Plugging into Cloud Environment Locally
Plugging into cloud outputs
As you might have noticed, local setup is mainly focusing on the local execution of the pipeline with the fabricated data. However, we also run our full pipeline on production data in the cloud environment. Our pipeline is orchestrated using Argo Workflows, and may take several hours to complete. Given our current test process, that solely executes end-to-end tests on synthetic data, it is possible that the pipeline runs into an error due to a node handling data edge cases unsuccesfully.
Troubleshooting such issues is tedious, and validating a fix requires the entire pipeline to be re-executed. This is where the --from-env flag comes in.
The figure below visualizes the same pipeline, with the environment distinguishing source/destination systems.
Now imagine that a node in the pipeline fails. Debugging is hard, due to the remote execution environment. The --from-env flag allows for executing a step in the pipeline, in a given environment, while consuming the input datasets from another environment.

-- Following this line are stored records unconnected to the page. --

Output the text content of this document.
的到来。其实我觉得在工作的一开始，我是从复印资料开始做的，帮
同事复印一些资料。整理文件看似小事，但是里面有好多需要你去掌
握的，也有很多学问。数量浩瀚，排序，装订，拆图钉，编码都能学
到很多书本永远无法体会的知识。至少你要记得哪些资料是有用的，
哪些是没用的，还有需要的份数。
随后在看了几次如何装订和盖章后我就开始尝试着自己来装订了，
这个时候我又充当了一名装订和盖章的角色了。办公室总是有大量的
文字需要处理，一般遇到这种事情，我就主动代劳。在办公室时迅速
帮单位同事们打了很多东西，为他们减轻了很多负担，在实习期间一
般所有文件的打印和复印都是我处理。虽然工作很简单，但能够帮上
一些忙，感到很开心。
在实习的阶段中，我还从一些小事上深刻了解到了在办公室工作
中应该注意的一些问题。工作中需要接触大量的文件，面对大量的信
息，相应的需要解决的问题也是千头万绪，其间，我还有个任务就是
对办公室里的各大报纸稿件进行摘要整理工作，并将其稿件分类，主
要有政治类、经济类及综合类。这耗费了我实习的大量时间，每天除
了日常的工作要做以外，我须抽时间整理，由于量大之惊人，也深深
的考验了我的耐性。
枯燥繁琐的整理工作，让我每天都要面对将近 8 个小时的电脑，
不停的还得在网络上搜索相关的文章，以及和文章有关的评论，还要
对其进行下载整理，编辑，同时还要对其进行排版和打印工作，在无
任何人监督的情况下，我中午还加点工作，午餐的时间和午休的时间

In order to run against the cloud environment it's important to set the RUN_NAME variable in the .env file, as this determines the run for which datasets are pulled. You can find the RUN_NAME on the labels of the Argo Workflow.
The following command can be used to re-run the node locally, while consuming data from cloud:
# NOTE: You can specify multiple nodes to rerun, using a comma-separated list
kedro run --from-env cloud --nodes preprocessing_node_name
Note
Warning
Make sure to disable port forwarding once you're done and remove the environment variables from the .env file, otherwise this might result in you pushing local runs to our cloud MLFlow instance.
If you wish to pull data from MLFlow it's currently required to setup port-forwarding into the MLFlow tracking container on the cluster. You can do this as follows:
kubectl port-forward -n mlflow svc/mlflow-tracking 5002:80
Next, add the following entry to your .env file.
MLFLOW_ENDPOINT=http://127.0.0.1:5002